L’adhésion à Schengen, par étapes
Ladmission de la Roumanie à lEspace Schengen, de retour au cœur des débats publics de Bucarest.
Bogdan Matei, 12.12.2023, 12:31
Tant
qu’ils ne sont pas admis à l Espace Schengen de libre circulation, les Roumains
et les Bulgares continueront à se sentir des citoyens de seconde zone,
avertissent depuis des années les responsables politiques de Bucarest et de
Sofia. Le thème est d’autant plus pressant que l’Union s’apprête à choisir en
juin prochain, une nouvelle assemblée parlementaire. Or, l’exclusion des deux
pays de la zone de libre circulation ne fait qu’alimenter le taux électoral des
partis eurosceptiques et anti-européens.
Membres
de l’UE depuis 2007, la Roumanie et la Bulgarie sont bloquées depuis plus de
dix ans, dans l’antichambre de l’espace Schengen, tandis que d’autres pays,
tels la Croatie, membre de l’Union depuis 2013 seulement, a été déjà cooptée dans la zone de libre circulation. A l’heure où l’on parle,
l’Espace Schengen permet à plus de 400 millions de citoyens européens de
voyager librement, sans être soumis à des contrôles aux frontières.
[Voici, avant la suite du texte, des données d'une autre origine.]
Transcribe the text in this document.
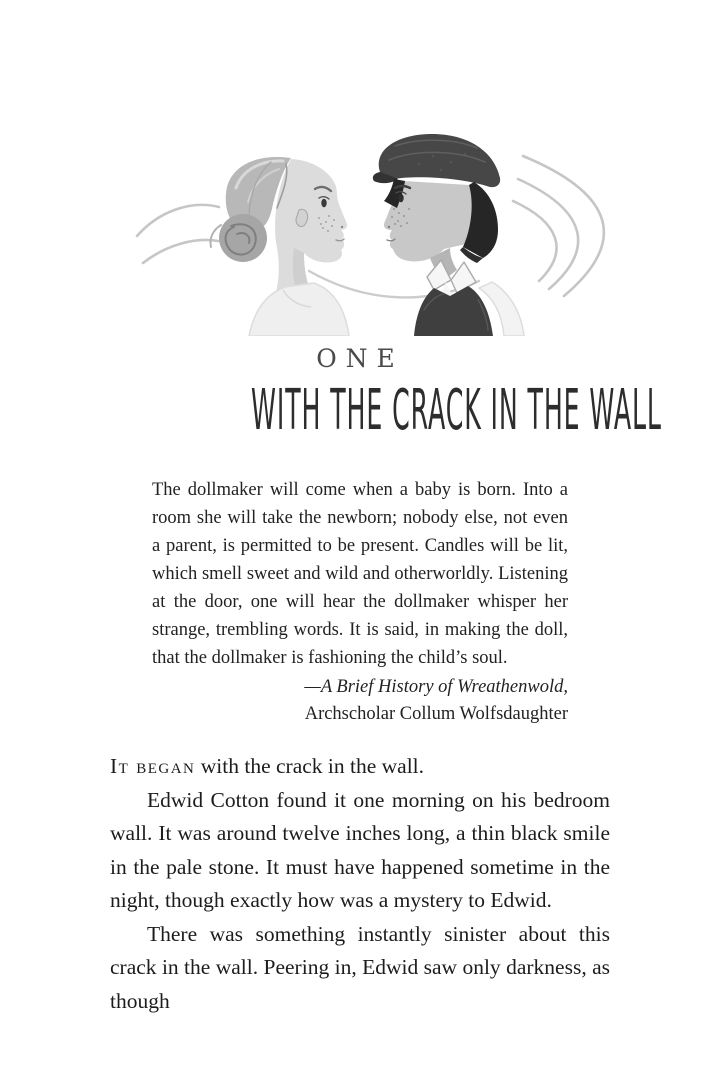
ONE
WITH THE CRACK IN THE WALL
The dollmaker will come when a baby is born. Into a room she will take the newborn; nobody else, not even a parent, is permitted to be present. Candles will be lit, which smell sweet and wild and otherworldly. Listening at the door, one will hear the dollmaker whisper her strange, trembling words. It is said, in making the doll, that the dollmaker is fashioning the child’s soul.
—A Brief History of Wreathenwold,
Archscholar Collum Wolfsdaughter

It began with the crack in the wall.

Edwid Cotton found it one morning on his bedroom wall. It was around twelve inches long, a thin black smile in the pale stone. It must have happened sometime in the night, though exactly how was a mystery to Edwid.

There was something instantly sinister about this crack in the wall. Peering in, Edwid saw only darkness, as though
Sur
l’ensemble des pays communautaires, seules la Roumanie, la Bulgarie, Chypre et
l’Irlande se trouvent toujours aux portes de Schengen qui se sont ouvertes, en
revanche, à quatre Etats non membres : la Suisse, le Royaume du
Liechtenstein, l’Islande et la Norvège. Pour que des nouveaux membres soient
admis, il faut d’un vote unanime de la part des autres. Or, les Pays Bas se
sont déjà prononcés contre l’admission de la Bulgarie, tandis que l’Autriche a
bloqué l’adhésion de la Roumanie.
Lundi,
le ministre autrichien des Affaires Intérieures, Gerhard Karner, a annoncé
avoir avancé sur la table de la Commission une série de mesures que celle-ci
devrait mettre en place avant que son pays n’accepte l’intégration de Bucarest
et de Sofia à Schengen, à travers l’ouverture des frontières aériennes. Il
faudrait tripler le nombre de policiers aux frontières pour une protection
renforcée des frontières extérieures de l’UE, a-t-il réclamé. L’Exécutif
européen devrait investir dans l’infrastructure de protection des frontières
bulgaro-turque et roumano-serbe. Et pas en dernier lieu, il faudrait que ça
soit la Roumanie et la Bulgarie qui gèrent les demandeurs d’asile, notamment
ceux afghans et syriens qui traversent ces deux pays avant d’arriver en
Autriche, a fait savoir M. Karner.
A Sofia,
le premier ministre Nikolai Denkov, cité par le correspondant Radio Roumanie
sur place, a qualifié sur le coup toutes ces prétentions comme étant
inacceptables. Et lui de préciser que son gouvernement refuse d’assumer des
réfugiés venus d’Autriche. Plus malléable, la classe politique de Bucarest, a
nuancé son discours. Le premier ministre Marcel Ciolacu a félicité Vienne pour
son annonce qu’il a présenté comme une sorte de victoire personnelle, tandis
que l’opposition l’a considérée comme de la poudre aux yeux. Tant que les
Roumains continuent à faire la queue aux frontières et que l’économie perd des
dizaines de millions d’euros par jour, les propos de Vienne ne changent rien,
ont martelé les partis roumains en opposition. La cheffe de la diplomatie
roumaine, Luminita Odobescu, a, quant à elle, appelé à la prudence. Il
faudrait, a-t-elle dit, attendre l’accord du Parlement néerlandais sur la levée
du véto à l’adhésion de la Bulgarie avant de planifier les prochaines étapes de
l’intégration roumaine à la zone de libre circulation.